Dalam konteks Mandailing, lanjutnya, maka orang Mandailing sendirilah yang lebih tepat dan absah menentukan identitas etniknya. Karena itu, sangat bisa dimaklumi mengapa muncul penolakan dari generasi muda Mandailing khususnya terhadap sebutan Batak Mandailing yang digunakan oleh pihak lain.
Dengan adanya penolakan penyebutan Batak Mandailing, menjadi bukti bahwa bagi generasi muda Mandailing persoalan identitas sangat sensitif. “Artinya bagi yang paham sejarah, hal ini bukanlah masalah sepele,” katanya.
Seperti diberitakan, sejumlah pemuda Mandailing menyampaikan protes atas pernyataan Presiden Joko Widodo karena dalam akun resmi facebook– nya ia menyebutkan “Batak Mandailing”.
Sejumlah warga Mandailing yang ada di Jakarta melakukan aksi pemasangan spanduk panjang bertuliskan, “Tuan Presiden, Mandailing Bukan Batak” di sekitar Istana Presiden dan lapangan monas.

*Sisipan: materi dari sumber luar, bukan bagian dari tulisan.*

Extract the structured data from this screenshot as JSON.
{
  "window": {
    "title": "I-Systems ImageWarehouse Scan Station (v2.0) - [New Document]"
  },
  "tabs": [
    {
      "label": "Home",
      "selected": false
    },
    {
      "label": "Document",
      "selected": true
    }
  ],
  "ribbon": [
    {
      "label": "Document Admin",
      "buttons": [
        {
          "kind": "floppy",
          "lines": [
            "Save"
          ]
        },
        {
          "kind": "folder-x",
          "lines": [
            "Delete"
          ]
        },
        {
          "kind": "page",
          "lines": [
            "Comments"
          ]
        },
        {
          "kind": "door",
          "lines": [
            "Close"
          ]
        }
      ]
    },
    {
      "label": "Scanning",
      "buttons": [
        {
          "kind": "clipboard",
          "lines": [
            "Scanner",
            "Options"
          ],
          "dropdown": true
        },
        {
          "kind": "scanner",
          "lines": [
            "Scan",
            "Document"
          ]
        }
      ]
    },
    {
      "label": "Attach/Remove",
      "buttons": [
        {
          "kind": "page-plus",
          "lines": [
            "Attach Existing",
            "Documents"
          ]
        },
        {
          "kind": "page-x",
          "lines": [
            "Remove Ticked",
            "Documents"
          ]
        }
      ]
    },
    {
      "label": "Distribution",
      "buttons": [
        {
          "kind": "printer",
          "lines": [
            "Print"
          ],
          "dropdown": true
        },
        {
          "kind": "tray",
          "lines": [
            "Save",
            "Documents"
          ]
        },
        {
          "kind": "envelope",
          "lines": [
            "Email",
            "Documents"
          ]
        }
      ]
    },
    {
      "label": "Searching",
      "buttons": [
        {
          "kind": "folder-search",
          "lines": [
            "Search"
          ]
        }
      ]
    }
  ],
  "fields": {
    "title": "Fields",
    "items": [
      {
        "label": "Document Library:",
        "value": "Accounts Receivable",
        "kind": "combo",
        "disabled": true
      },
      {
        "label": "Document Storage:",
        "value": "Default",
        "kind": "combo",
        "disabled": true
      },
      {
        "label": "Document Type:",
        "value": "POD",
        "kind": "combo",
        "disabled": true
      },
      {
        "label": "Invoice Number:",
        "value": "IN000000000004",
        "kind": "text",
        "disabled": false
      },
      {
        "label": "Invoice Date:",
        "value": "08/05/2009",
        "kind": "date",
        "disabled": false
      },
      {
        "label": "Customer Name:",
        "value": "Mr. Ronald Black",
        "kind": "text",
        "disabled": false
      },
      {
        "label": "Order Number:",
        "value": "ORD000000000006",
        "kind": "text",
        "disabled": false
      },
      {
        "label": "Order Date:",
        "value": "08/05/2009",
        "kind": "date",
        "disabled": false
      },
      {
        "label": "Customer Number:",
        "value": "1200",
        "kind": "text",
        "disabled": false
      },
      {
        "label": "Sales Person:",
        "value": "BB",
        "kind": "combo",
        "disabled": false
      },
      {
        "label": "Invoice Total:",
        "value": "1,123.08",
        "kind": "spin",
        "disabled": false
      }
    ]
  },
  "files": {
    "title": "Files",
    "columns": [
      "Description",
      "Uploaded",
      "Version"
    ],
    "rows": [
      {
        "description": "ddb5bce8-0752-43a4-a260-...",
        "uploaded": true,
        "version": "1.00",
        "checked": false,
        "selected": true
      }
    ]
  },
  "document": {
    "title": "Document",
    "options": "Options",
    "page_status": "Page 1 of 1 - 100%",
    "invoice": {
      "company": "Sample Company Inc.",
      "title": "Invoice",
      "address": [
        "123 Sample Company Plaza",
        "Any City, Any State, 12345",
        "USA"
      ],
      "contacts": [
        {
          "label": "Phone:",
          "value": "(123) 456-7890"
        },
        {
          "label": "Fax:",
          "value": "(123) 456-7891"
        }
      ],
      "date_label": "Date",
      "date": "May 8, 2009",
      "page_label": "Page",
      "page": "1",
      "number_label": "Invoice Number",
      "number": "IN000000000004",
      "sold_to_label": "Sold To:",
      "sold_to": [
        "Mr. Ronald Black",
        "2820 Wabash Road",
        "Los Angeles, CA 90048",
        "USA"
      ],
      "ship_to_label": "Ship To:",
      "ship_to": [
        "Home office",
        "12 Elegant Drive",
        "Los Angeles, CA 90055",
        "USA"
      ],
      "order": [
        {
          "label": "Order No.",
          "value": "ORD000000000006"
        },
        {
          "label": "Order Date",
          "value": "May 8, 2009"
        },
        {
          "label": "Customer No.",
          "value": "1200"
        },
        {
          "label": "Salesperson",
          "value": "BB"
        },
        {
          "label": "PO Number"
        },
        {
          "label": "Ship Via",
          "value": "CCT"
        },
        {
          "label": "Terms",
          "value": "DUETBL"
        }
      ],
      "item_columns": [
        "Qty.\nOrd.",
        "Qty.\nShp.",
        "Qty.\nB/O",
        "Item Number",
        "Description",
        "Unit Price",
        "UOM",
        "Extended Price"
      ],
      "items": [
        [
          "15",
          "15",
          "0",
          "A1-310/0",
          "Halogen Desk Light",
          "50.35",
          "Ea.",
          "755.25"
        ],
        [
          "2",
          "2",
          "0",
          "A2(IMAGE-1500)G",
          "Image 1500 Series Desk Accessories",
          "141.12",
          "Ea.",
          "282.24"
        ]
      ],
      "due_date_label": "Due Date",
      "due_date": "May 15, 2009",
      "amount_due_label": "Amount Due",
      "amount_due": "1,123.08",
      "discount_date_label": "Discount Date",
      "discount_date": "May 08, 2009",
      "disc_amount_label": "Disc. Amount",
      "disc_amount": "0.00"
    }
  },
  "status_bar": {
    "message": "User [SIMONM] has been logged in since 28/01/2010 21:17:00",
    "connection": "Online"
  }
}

“Kami ingin menegaskan kepada dunia berdasarkan sejarah Mandailing adalah suku yang mandiri dan tidak ada sangkut-pautnya dengan batak. Kami protes keras pernyataan presiden melalui halaman facebook-nya. Tidak pernah ada istilah “Batak Mandailing”, yang benar adalah Mandailing, tanpa embel-embel suku apa pun,” ujar Khoirur Rijal Nasution, koordinator aksi.
Alumni Universitas Bung Karno Jakarta ini meminta presiden hati-hati dalam pengelolaan akun resmi pemerintah. Apalagi menyangkut keberadaan suku-suku yang ada di Sumut dengan label batak.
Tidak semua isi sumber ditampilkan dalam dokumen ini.